Her son, who has ADHD, started using drugs to cope with the pressure of school and life. But it can be anything that starts the cycle of drug use, just something painful or too difficult for the adolescent to deal with, Wylie said.
And despite a stable home environment, her son wouldn’t have graduated without Project Change, which was instrumental in keeping him clean and sober to graduate.
“He’s a smart kid but he needed someone to in his corner to help him reach that goal,” she said.
Wylie and the other parents of her son’s relatively large graduating class were especially proud when their children graduated.
“We knew how hard they fought – in a battle most high school kids don’t have to face,” she said.
The future of the program: finding a better way
For next year, the district is considering working with CESA (Cooperative Educational Service Agency) to provide support for the program. CESA acts as a hub for other low-incidence programs, sometimes provides services within a broader area, according to Wimmer.

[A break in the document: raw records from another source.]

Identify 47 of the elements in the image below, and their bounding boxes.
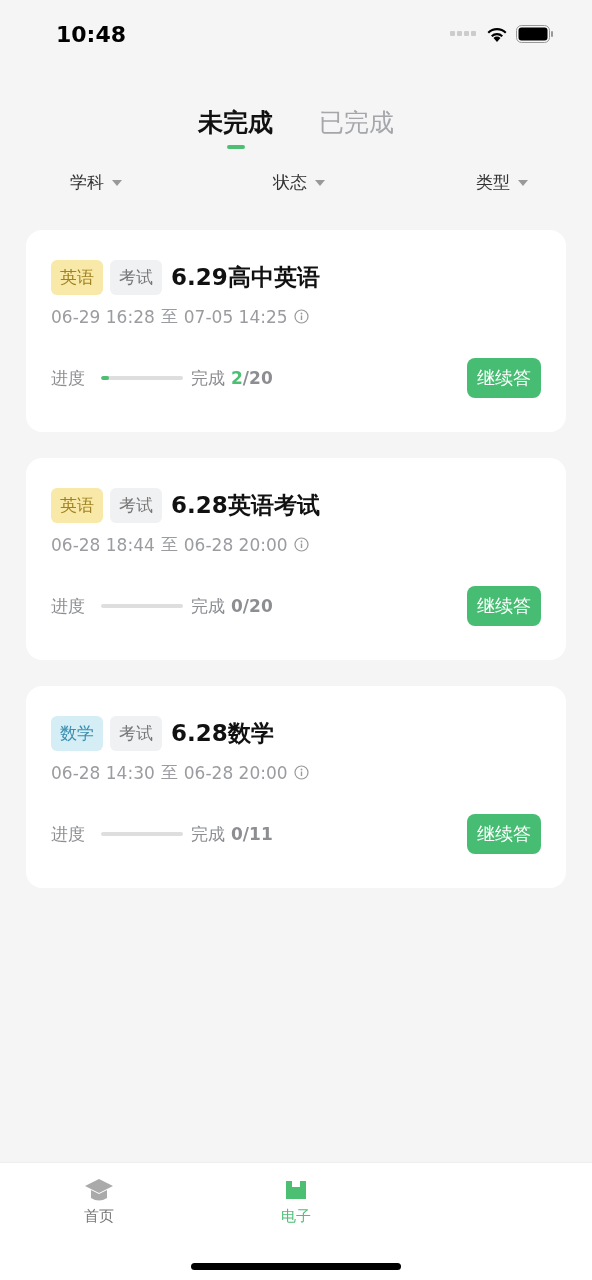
graduation-cap-icon	[83, 1177, 114, 1203]
date-separator: 至	[160, 533, 178, 556]
task-card[interactable]: 英语 考试 6.29高中英语 06-29 16:28 至 07-05 14:25 进度 完成 2/20 继续答	[26, 230, 566, 432]
task-card[interactable]: 数学 考试 6.28数学 06-28 14:30 至 06-28 20:00 进度 完成 0/11 继续答	[26, 686, 566, 888]
filter-dropdown[interactable]: 类型	[476, 171, 510, 194]
subject-tag: 数学	[51, 716, 103, 751]
caret-icon	[315, 179, 325, 186]
progress-label: 进度	[51, 366, 85, 390]
done-count: 2/20	[231, 368, 273, 388]
type-tag: 考试	[110, 716, 162, 751]
type-tag: 考试	[110, 488, 162, 523]
bottom-tab[interactable]: 首页	[83, 1207, 114, 1226]
done-label: 完成	[191, 366, 225, 390]
caret-icon	[112, 179, 122, 186]
progress-label: 进度	[51, 822, 85, 846]
start-time: 06-28 18:44	[51, 534, 155, 555]
status-time: 10:48	[56, 21, 127, 47]
task-card[interactable]: 英语 考试 6.28英语考试 06-28 18:44 至 06-28 20:00 进度 完成 0/20 继续答	[26, 458, 566, 660]
task-title: 6.29高中英语	[171, 263, 320, 292]
start-time: 06-29 16:28	[51, 306, 155, 327]
date-separator: 至	[160, 305, 178, 328]
subject-tag: 英语	[51, 488, 103, 523]
tab-indicator	[226, 145, 245, 149]
caret-icon	[518, 179, 528, 186]
wifi-icon	[486, 26, 508, 42]
done-label: 完成	[191, 822, 225, 846]
subject-tag: 英语	[51, 260, 103, 295]
info-icon[interactable]	[293, 765, 309, 780]
end-time: 06-28 20:00	[183, 762, 288, 783]
info-icon[interactable]	[293, 309, 309, 324]
done-count: 0/20	[231, 596, 273, 616]
filter-dropdown[interactable]: 学科	[70, 171, 104, 194]
task-title: 6.28数学	[171, 719, 274, 748]
done-label: 完成	[191, 594, 225, 618]
filter-dropdown[interactable]: 状态	[273, 171, 307, 194]
end-time: 07-05 14:25	[183, 306, 288, 327]
type-tag: 考试	[110, 260, 162, 295]
task-title: 6.28英语考试	[171, 491, 320, 520]
info-icon[interactable]	[293, 537, 309, 552]
date-separator: 至	[160, 761, 178, 784]
start-time: 06-28 14:30	[51, 762, 155, 783]
done-count: 0/11	[231, 824, 273, 844]
signal-icon	[450, 31, 478, 37]
battery-icon	[516, 25, 554, 43]
end-time: 06-28 20:00	[183, 534, 288, 555]
tab[interactable]: 未完成	[198, 106, 273, 139]
progress-label: 进度	[51, 594, 85, 618]
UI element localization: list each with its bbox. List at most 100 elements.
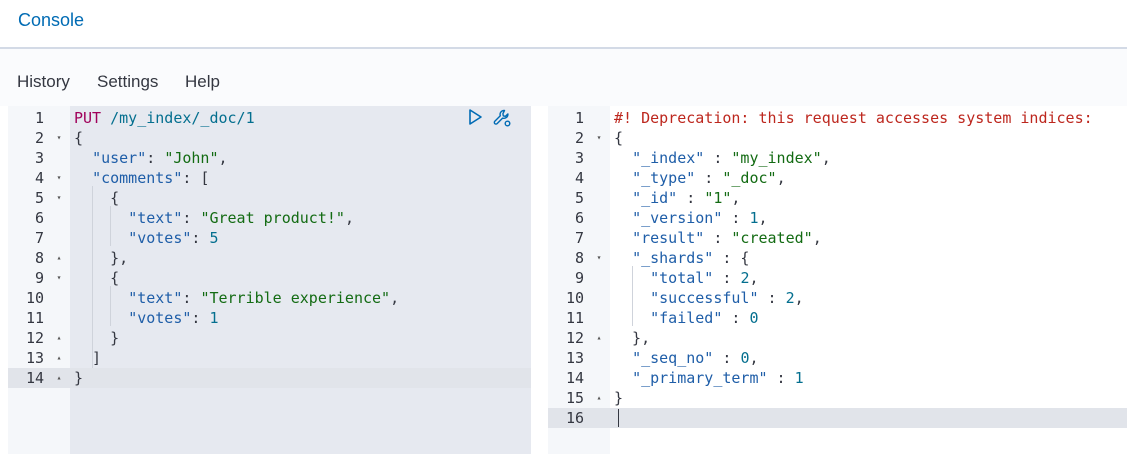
line-number-text: 10 — [565, 289, 584, 307]
code-token: } — [74, 369, 84, 387]
fold-arrow-up-icon[interactable]: ▴ — [54, 248, 64, 268]
line-number: 15 ▴ — [548, 388, 610, 408]
code-token: "successful" — [650, 289, 759, 307]
fold-arrow-down-icon[interactable]: ▾ — [54, 128, 64, 148]
code-token: "_doc" — [722, 169, 777, 187]
code-token: "votes" — [128, 229, 192, 247]
line-number: 14 — [548, 368, 610, 388]
fold-arrow-down-icon[interactable]: ▾ — [54, 268, 64, 288]
code-token: , — [821, 149, 831, 167]
history-menu-item[interactable]: History — [17, 71, 70, 93]
fold-arrow-up-icon[interactable]: ▴ — [54, 368, 64, 388]
code-token: , — [749, 269, 759, 287]
line-number: 1 — [8, 108, 70, 128]
line-number-text: 9 — [574, 269, 584, 287]
code-token: , — [731, 189, 741, 207]
code-token: } — [74, 329, 120, 347]
line-number: 7 — [8, 228, 70, 248]
fold-arrow-up-icon[interactable]: ▴ — [594, 328, 604, 348]
code-token: , — [218, 149, 228, 167]
tab-bar: Console — [0, 0, 1127, 51]
console-menu: History Settings Help — [0, 49, 1127, 106]
line-number-text: 8 — [574, 249, 584, 267]
code-token: { — [74, 189, 120, 207]
line-number: 1 — [548, 108, 610, 128]
line-number: 8 ▴ — [8, 248, 70, 268]
code-token: : [ — [182, 169, 210, 187]
code-token: : — [191, 309, 210, 327]
code-token: "failed" — [650, 309, 723, 327]
request-editor[interactable]: 1 2 ▾ 3 4 ▾ 5 ▾ 6 7 8 ▴ 9 ▾ 10 11 12 ▴ 13 ▴ 14 ▴ PUT /my_inde… — [8, 106, 531, 454]
text-cursor — [618, 409, 619, 427]
tab-console[interactable]: Console — [0, 0, 114, 51]
line-number: 5 — [548, 188, 610, 208]
line-number: 2 ▾ — [8, 128, 70, 148]
code-line: { — [70, 268, 531, 288]
line-number: 13 ▴ — [8, 348, 70, 368]
code-token: : — [677, 189, 705, 207]
code-line: "_index" : "my_index", — [610, 148, 1127, 168]
code-token: , — [390, 289, 400, 307]
response-editor[interactable]: 1 2 ▾ 3 4 5 6 7 8 ▾ 9 10 11 12 ▴ 13 14 15 ▴ 16 #! Deprecati… — [548, 106, 1127, 454]
line-number-text: 12 — [565, 329, 584, 347]
line-number-text: 4 — [574, 169, 584, 187]
line-number-text: 6 — [574, 209, 584, 227]
code-line: "_type" : "_doc", — [610, 168, 1127, 188]
code-token: : — [191, 229, 210, 247]
code-line — [610, 408, 1127, 428]
line-number-text: 7 — [574, 229, 584, 247]
fold-arrow-down-icon[interactable]: ▾ — [54, 168, 64, 188]
fold-arrow-up-icon[interactable]: ▴ — [594, 388, 604, 408]
response-code-area[interactable]: #! Deprecation: this request accesses sy… — [610, 106, 1127, 454]
code-token: } — [614, 389, 624, 407]
fold-arrow-up-icon[interactable]: ▴ — [54, 328, 64, 348]
line-number: 11 — [548, 308, 610, 328]
code-token: , — [344, 209, 354, 227]
fold-arrow-up-icon[interactable]: ▴ — [54, 348, 64, 368]
code-line: "_shards" : { — [610, 248, 1127, 268]
line-number-text: 2 — [34, 129, 44, 147]
code-token: 1 — [749, 209, 759, 227]
code-token: : — [722, 309, 750, 327]
help-menu-item[interactable]: Help — [185, 71, 220, 93]
fold-arrow-down-icon[interactable]: ▾ — [594, 128, 604, 148]
settings-menu-item[interactable]: Settings — [97, 71, 158, 93]
fold-arrow-down-icon[interactable]: ▾ — [594, 248, 604, 268]
code-token: "text" — [128, 289, 183, 307]
code-token: "_primary_term" — [632, 369, 768, 387]
line-number-text: 1 — [574, 109, 584, 127]
line-number-text: 6 — [34, 209, 44, 227]
line-number-text: 5 — [34, 189, 44, 207]
wrench-icon[interactable] — [492, 108, 511, 127]
code-token: : — [182, 289, 201, 307]
code-token: 1 — [209, 309, 219, 327]
code-token: { — [74, 129, 84, 147]
line-number-text: 10 — [25, 289, 44, 307]
code-token: "Terrible experience" — [200, 289, 391, 307]
code-token: 5 — [209, 229, 219, 247]
code-line: "comments": [ — [70, 168, 531, 188]
code-line: "_primary_term" : 1 — [610, 368, 1127, 388]
fold-arrow-down-icon[interactable]: ▾ — [54, 188, 64, 208]
line-number-text: 15 — [565, 389, 584, 407]
line-number: 9 — [548, 268, 610, 288]
line-number: 3 — [8, 148, 70, 168]
code-token: : — [713, 269, 741, 287]
line-number: 11 — [8, 308, 70, 328]
code-line: "_version" : 1, — [610, 208, 1127, 228]
code-line: } — [70, 368, 531, 388]
play-icon[interactable] — [466, 108, 484, 126]
code-token: "_id" — [632, 189, 678, 207]
line-number-text: 3 — [34, 149, 44, 167]
line-number: 12 ▴ — [548, 328, 610, 348]
code-line: #! Deprecation: this request accesses sy… — [610, 108, 1127, 128]
code-token: : — [722, 209, 750, 227]
code-line: PUT /my_index/_doc/1 — [70, 108, 531, 128]
request-code-area[interactable]: PUT /my_index/_doc/1{ "user": "John", "c… — [70, 106, 531, 454]
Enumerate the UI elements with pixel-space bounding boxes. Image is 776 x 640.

“We have the expertise, we have a program … we would like to grow,” Wimmer said. “There are kids out there, but we need some extra resources to support the recovery, to support the instruction.”
Another barrier for the program has been the charter contract itself, with language limiting which students can enter to those who have completed certain types of treatment programs, programs that may not be available in the area or available to students depending on their health insurance or family ability to pay for treatment. Another factor limiting enrollment is that students are allowed to register for the charter school according to state laws regarding charter schools and not necessarily when they have a need for the specialized program. Students who enter the program outside of open enrollment or the choice period pay tuition.
It may be that the district does not renew the school’s charter because of these limiting factors but the district is still remaining committed to providing the program for students who need it, according to Wimmer.
“When we look at the future, our program is really solid and we’re proud of the work we do,” Wimmer said. “But how do we get better at serving kids and identifying kids, not just in Waukesha, but across the county?”
Wimmer and others in the district is meeting with community members and other interested parties over the next month to work out some of these questions and will present a plan to the school board’s curriculum and instruction committee May 1.
Solving the problem of low enrollment as opposed to stopping the program because it serves too few students is preferable, according to Wylie.
“Question should not be why are we keeping it open for so few students but why aren’t there more students in it?” Wylie said. “Waukesha isn’t having any fewer drug addiction problems.”
Mitchell will be working with the district to implement and embed new practices for identification and access to the program. All agree that reaching kids early is critical to addressing the problem.
“If a child starts using in early adolescence, it’s almost a done deal that they will use as adults,” Mitchell said.
“If they caught kids early, before full-blown addiction, what a blessing that would be,” Wylie said. “There has got to be a better way.”